L’orazione dell’Oblato è quella di un missionario ed ha
quindi un orientamento apostolico.
Nella
Regola leggiamo: «Mantenendosi in un’atmosfera di silenzio e di pace interiore,
[gli Oblati] ricercano la presenza del Signore nel cuore della gente e negli
avvenimenti della vita quotidiana, come lo ricercano nella Parola di Dio, nella
preghiera e nei Sacramenti» (C 32).
L’inizio
della frase richiama la primitiva Regola di sant’Eugenio nella quale chiedeva:
«L’intera vita dei membri della Società deve essere un continuo raccoglimento.

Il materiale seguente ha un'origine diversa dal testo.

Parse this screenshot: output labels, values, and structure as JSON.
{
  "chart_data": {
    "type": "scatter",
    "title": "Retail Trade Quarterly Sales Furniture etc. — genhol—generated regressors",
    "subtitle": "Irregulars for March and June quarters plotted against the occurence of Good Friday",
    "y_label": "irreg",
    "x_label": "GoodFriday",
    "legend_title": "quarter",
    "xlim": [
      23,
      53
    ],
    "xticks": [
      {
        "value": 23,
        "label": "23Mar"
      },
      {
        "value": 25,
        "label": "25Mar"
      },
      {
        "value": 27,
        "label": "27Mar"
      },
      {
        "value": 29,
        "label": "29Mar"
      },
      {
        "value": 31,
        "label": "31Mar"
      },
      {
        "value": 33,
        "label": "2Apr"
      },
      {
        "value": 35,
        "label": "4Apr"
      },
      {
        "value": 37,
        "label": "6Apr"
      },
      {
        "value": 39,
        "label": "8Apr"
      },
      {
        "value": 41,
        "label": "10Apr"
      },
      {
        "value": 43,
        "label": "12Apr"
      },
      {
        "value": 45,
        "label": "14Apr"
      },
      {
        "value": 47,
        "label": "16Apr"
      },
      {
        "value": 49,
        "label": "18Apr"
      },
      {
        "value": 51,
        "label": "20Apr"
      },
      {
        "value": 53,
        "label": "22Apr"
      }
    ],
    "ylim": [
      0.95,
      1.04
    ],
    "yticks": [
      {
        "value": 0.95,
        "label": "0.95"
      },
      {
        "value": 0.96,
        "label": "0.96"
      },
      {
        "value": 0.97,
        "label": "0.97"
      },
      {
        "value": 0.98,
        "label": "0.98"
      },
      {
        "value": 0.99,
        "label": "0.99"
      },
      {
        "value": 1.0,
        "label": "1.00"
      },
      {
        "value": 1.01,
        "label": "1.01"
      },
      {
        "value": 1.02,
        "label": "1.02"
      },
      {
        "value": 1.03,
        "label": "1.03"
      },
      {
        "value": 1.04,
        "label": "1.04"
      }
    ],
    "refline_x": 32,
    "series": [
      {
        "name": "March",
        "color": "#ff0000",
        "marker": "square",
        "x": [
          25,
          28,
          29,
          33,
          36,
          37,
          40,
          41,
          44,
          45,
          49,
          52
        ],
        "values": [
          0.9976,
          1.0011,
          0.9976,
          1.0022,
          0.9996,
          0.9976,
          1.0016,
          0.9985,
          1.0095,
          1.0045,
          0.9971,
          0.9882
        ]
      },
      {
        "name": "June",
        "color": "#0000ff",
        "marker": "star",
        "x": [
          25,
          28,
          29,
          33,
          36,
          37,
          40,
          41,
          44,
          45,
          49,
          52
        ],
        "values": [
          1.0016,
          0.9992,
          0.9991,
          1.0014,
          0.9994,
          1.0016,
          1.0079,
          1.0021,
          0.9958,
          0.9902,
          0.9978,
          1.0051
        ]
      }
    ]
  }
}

Per raggiungere questo scopo avranno a cuora, innanzitutto, l’esercizio della
presenza di Dio, esercitandosi a recitare spesso brevi ma ferventi
giaculatorie». Quindi annotava: «Il nostro ministero sarà sempre infruttuoso se
non tendiamo alla perfezione».
Oltre
a questo richiamo alla prima Regola del Fondatore, la Regola attuale mette in
luce un elemento nuovo. Il Signore non lo si incontra soltanto nel silenzio
della preghiera personale, nella Parola di Dio e nei sacramenti, ma anche “nel
cuore della gente e negli avvenimenti della vita quotidiana”.
È
questo in primo carattere dell’oblazione oblata, la capacità scoprire Dio nelle
persone a cui si è inviati. Si tratta di imparare a riconoscere Dio nelle
persone e negli avvenimenti. «Profondamente vicini alle persone con le quali
lavorano – leggiamo nella Costituzione 7 – gli Oblati saranno costantemente
attenti alle loro aspirazioni e ai valori che esse portano», così da lasciarsi
«evangelizzare da loro, poiché spesso ci fanno capire in maniera
nuova il Vangelo che annunciamo» (R 8a).
La
contemplazione non si fa soltanto guardando in alto, ma anche guardando
attorno, a condizione che si sia acquisito lo sguardo di Gesù! «Attraverso lo
sguardo del Salvatore crocifisso vediamo il mondo riscattato dal suo sangue
La
missione è preghiera e insieme nutre la preghiera» (C 4).
L’orazione
oblata è alimentata dalla missione anche perché, come leggiamo sempre nella C 3,
«portiamo davanti a lui il peso quotidiano della nostra sollecitudine per le
persone alle quali siamo mandati (cf. 2
Cor 11, 28)». La missione alimenta la preghiera ed entra potentemente nella
preghiera. Quando si va all’orazione non dobbiamo lasciare la parte le
preoccupazioni, ma dobbiamo portarle nell’orazione stessa, facendole diventare
oggetto di dialogo con il Signore e offerta a lui, che aiuta a discernere,
purificare, rinsaldare.
Mi piace,
in proposito, leggere nel diario di sant’Eugenio, come prega quando il 4
dicembre 1854 si trova in san Pietro a Roma: “Un pensiero mi ha occupato
durante l’adorazione: il nostro divin Salvatore era là convenientemente posto
sul suo trono, nel più bel tempio dell’universo, da dove regnava sul mondo
intero. Mi sembrava che fosse là non solo per gli abitanti di quella città, ma
per tutte le creature di cui è l’unico Signore e sovrano Maestro. Mi piaceva,
per questo, rendergli omaggio a nome di tutta la terra e osavo implorare su di
essa la sua grande misericordia”.
Nell’Eucaristia egli ritrova ormai l’umanità e l’intera
creazione.
L’orazione oblata è infine apostolica perché rende capace di
parlare di Colui che si è scoperto e amato nell’orazione. Soltanto chi conosce chi
è Cristo può trasmettere la scoperta di Cristo.